First stage of saving a state dict to storage.

This is an async adjustment of torch.distributed.checkpoint.state_dict_saver. In order to support async save, saving should be split into three parts: 1. Planning 2. Actual saving 3. Finalization

Out of these, step (2) must happen asynchronously. The first step is realized with this function.

The planning part consists of several steps, described here: https://pytorch.org/docs/stable/distributed.checkpoint.html#torch.distributed.checkpoint.SavePlanner

Parameters:
  • state_dict (STATE_DICT_TYPE) – state dict to save

  • storage_writer (FileSystemWriterAsync) – in current version only an instance of FileSystemWriterAsync

  • process_group (dist.ProcessGroup, optional) – process group used for save planning

  • coordinator_rank (int, optional) – coordinator rank for planning.

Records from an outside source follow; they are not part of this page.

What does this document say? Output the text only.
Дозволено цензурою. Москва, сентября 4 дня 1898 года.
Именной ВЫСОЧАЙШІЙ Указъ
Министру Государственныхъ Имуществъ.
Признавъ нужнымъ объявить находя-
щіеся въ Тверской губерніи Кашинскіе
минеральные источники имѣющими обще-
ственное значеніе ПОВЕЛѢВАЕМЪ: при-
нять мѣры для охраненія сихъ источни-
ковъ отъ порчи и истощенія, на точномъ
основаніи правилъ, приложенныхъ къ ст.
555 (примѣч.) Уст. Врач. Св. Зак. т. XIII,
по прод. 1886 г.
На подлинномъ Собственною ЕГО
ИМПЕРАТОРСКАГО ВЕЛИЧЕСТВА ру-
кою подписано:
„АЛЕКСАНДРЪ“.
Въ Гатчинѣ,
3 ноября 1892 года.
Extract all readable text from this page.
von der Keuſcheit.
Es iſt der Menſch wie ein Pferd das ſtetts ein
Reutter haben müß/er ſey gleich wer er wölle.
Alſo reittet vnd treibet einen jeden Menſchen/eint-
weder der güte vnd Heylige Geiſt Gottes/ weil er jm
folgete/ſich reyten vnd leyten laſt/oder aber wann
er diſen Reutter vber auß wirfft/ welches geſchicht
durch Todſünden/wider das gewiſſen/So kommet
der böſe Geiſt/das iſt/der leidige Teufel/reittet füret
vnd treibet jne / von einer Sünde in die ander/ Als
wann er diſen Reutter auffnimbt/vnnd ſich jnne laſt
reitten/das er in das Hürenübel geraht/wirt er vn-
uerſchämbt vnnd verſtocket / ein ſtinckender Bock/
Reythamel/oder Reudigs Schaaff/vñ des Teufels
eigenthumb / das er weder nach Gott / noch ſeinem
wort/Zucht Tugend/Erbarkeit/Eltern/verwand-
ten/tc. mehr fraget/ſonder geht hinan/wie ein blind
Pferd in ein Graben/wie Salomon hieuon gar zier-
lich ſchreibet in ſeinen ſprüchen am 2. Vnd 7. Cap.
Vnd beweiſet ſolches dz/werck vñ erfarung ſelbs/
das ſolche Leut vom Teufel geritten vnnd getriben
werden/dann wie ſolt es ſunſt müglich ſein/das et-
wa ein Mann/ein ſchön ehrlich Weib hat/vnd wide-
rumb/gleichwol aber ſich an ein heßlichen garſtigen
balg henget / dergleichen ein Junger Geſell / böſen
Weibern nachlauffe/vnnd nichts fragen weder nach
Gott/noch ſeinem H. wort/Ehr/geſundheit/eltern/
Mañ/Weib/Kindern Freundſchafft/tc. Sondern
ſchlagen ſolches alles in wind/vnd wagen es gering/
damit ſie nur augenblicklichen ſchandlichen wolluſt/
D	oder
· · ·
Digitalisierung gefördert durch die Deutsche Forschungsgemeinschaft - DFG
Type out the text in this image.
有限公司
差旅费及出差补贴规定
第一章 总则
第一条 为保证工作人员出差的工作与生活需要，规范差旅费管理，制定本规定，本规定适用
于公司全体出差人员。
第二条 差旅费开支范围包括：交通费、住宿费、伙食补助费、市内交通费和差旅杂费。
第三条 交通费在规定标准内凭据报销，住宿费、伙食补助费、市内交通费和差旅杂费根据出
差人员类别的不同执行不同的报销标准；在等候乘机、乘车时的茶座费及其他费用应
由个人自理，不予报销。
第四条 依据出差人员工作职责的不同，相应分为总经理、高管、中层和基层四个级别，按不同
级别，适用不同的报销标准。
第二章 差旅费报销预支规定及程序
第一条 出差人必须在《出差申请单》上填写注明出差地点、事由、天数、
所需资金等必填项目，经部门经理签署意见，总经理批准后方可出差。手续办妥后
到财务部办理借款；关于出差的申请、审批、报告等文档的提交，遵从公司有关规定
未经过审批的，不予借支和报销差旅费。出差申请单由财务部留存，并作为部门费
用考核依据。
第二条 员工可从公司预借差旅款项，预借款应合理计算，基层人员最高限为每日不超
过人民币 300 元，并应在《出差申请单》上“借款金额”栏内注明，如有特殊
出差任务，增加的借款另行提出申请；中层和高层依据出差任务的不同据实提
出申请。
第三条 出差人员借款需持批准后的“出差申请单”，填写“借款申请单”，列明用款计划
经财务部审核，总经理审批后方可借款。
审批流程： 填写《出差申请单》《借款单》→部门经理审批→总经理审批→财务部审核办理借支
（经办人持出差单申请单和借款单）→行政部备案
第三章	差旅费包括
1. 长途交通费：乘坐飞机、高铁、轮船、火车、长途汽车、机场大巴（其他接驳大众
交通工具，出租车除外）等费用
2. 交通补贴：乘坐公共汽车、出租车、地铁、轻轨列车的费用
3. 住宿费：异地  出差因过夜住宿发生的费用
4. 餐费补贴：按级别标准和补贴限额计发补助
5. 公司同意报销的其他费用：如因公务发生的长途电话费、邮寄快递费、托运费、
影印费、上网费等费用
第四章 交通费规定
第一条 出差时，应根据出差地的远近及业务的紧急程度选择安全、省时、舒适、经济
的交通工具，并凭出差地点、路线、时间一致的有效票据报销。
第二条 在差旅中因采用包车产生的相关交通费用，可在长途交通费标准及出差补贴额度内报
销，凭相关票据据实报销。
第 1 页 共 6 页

Defaults to 0.

  • planner (SavePlanner, optional) – save planner for torch.distributed.checkpoint format

  • cached_ckpt_structure (Tuple[SavePlan, SavePlan, bool], Optional) –

    Each object of this tuple will be used in the order as following cached_central_plan (SavePlan): a globally coordinated save plan

    cached in the previous iteration

    cached_local_plan (SavePlan): a local plan

    cached in the previous iteration

    validated_cache_reuse (bool): boolean value to tell global_metadata and planning dict

    is consistent over iterations

  • enable_cache (bool)

  • metadata_cache (CheckpointMetadataCache | None)

Return type:

Tuple[FileSystemWriterAsync, Metadata | None, _DistWrapper]

Returns: Tuple of:
  • storage writer (the one passed as input)

  • metadata from planning (or None if we reuse cached global metadata)

  • distributed wrapper used for planning

The return value of this function should be passed as an input to save_state_dict_async_finalize and cached_plan to skip reduce_scatter at planning.

nvidia_resiliency_ext.checkpointing.async_ckpt.state_dict_saver.verify_global_md_reuse(loaded_all_plans, local_plan, rank, dist_wrapper)[source]
Verifies that global metadata reuse is possible by checking the loaded plans from the

checkpoint are consistent, which means we have the same settings when resuming training.

Parameters:
  • loaded_all_plans (List[SavePlan]) – List[SavePlan], The loaded plans from the checkpoint (stored in checkpoint metadata).

  • local_plan (SavePlan) – SavePlan, The local save plan.

  • rank (int) – Current process rank.

  • dist_wrapper (_DistWrapper) – distributed wrapper created during planning

Return type:

bool

Returns: True iff the global metadata reuse is possible.